The relatively new policy in effect at the Ivy League institution spells out the directive in a four-page memo that aims to make the department more gender inclusive.
Instead of using "man," employees are told to use words such as human beings, individuals or people.
Other guidelines? Instead of "man and wife" use spouses or partners. Switch out "man made" with artificial, handmade or manufactured. Don't use the verb "to man," as in to work something, instead use to operate or to staff. Throw out workmanlike and replace it with skillful.
The memo goes on to list a variety of occupations that typically include the word "man" in them and offers replacements: business person instead of businessman, firefighter instead of fireman, ancestors instead of forefathers, and so on.
"Consistent with style guidelines issued by Princeton's Office of Human Resources and Office of Communications, and as endorsed by the Institutional Equity Planning Group as a preferred University practice, HR has developed these gender inclusive style guidelines, to be utilized by all HR staff members in HR communications, policies, job descriptions, and job postings," the memo states.
In a statement to The College Fix, John Cramer, Princeton's director of media relations, said the guidelines "reflect the university's initiative of fostering an inclusive environment."
While Princeton's language policy [is] for its Offices of Communications and Human Resources, Princeton's LGBT Center also offers a guide on various gender pronouns for those who identify as "transgender, genderqueer, and other gender-variant," suggesting "ze, zie and hir," "they and theirs," and "Ey, em, eir and emself."
Cramer clarified Princeton's policy [however], saying "these are guidelines issued by HR, developed in cooperation with Institutional Equity Planning Group for communication and job postings. Students are not mandated to follow this policy."
In their eagerness to come up with gender-neutral terminology, the dim bulbs who concocted this foolishness overlooked the obvious. To carry out a scrub that would be acceptable to eagle-eyed Clintonian overseers of political correctness, the word "man" would have to be replaced with something more suitable also in words where it occurs such as "manager," "maneuver," "mangrove," "manifold," "manipulate," "manor," "mantra," "manure," and so on. Have at it, Princeton/H.R.!
Why stop there? Presumably proper names containing "man" might also be potentially offensive to the tender ears of some Princeton students. What should we do about Manassas, site of two Civil War battles? How about foreign names like Manila Bay, Mannheim, Manchuria, and Manitoba? Should art history books edit the names of painters Andrea Mantegna and Edouard Manet? Women named Amanda will probably have to use the initial if they want to be hired by a future Clinton administration – unless they're applying to work for Bill at the "Foundation."

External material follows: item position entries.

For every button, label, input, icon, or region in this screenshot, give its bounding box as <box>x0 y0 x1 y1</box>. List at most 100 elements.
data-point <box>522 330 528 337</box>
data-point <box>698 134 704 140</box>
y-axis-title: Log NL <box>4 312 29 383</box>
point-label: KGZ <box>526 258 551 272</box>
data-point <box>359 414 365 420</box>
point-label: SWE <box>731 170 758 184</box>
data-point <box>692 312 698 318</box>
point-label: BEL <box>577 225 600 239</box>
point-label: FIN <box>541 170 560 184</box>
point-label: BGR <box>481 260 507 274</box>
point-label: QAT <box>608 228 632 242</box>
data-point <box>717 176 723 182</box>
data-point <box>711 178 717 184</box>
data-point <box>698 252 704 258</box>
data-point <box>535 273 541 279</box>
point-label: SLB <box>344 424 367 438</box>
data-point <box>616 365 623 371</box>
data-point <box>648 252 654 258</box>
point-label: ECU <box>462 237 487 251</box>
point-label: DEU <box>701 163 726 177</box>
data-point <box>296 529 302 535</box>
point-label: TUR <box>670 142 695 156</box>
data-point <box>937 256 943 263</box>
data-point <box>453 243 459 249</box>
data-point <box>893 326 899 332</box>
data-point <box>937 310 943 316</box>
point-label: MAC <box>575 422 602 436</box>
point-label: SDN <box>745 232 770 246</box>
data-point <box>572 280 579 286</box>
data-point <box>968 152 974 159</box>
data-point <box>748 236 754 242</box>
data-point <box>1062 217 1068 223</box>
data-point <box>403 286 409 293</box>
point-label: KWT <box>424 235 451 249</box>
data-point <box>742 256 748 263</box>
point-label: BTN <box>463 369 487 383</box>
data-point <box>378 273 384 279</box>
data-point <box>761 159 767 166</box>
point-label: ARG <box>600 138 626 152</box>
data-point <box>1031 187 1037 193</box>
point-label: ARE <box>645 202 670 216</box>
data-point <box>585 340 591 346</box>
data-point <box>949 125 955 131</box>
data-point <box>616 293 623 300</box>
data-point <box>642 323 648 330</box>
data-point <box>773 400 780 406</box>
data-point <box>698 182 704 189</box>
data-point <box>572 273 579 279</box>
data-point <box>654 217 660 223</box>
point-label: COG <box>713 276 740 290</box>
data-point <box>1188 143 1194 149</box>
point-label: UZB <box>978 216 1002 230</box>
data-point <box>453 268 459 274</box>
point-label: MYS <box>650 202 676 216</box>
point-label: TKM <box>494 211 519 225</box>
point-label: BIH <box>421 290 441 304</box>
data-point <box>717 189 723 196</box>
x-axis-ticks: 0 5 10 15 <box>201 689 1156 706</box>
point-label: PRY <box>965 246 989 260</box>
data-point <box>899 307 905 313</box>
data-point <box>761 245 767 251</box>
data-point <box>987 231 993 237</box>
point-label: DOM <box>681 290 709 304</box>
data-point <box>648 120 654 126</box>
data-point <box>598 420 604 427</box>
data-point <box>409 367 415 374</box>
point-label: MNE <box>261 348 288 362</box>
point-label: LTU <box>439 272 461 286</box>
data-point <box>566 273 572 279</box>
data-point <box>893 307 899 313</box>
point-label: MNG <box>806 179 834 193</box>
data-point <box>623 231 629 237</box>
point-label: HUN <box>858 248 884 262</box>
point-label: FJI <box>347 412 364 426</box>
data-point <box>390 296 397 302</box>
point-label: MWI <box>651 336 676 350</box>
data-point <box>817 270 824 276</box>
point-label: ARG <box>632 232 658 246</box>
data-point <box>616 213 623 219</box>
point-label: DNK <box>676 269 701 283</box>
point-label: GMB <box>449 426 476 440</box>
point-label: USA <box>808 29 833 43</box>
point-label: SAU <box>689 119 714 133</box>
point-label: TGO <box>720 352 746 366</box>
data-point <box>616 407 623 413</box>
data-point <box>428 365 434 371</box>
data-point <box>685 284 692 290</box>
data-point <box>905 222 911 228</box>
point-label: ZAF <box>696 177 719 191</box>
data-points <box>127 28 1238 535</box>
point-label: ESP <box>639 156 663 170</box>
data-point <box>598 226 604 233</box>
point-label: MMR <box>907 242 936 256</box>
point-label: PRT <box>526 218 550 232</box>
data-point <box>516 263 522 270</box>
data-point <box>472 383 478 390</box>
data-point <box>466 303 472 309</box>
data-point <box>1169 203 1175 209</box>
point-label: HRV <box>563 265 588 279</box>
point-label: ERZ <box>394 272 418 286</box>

If you think this is all too silly for words, think again. Unless Americans elect Donald Trump in November, we will witness divisiveness in this country to a degree that will make Barack Obama seem positively amateurish. The damage that two or three radical feminists on the Supreme Court would do to our Constitution should convince NeverTrumpers that the time for foolish games must – absolutely, positively – come to an end.
Working to keep control of Congress will not be enough. After all, Lindsey Graham voted for the "wise Latina."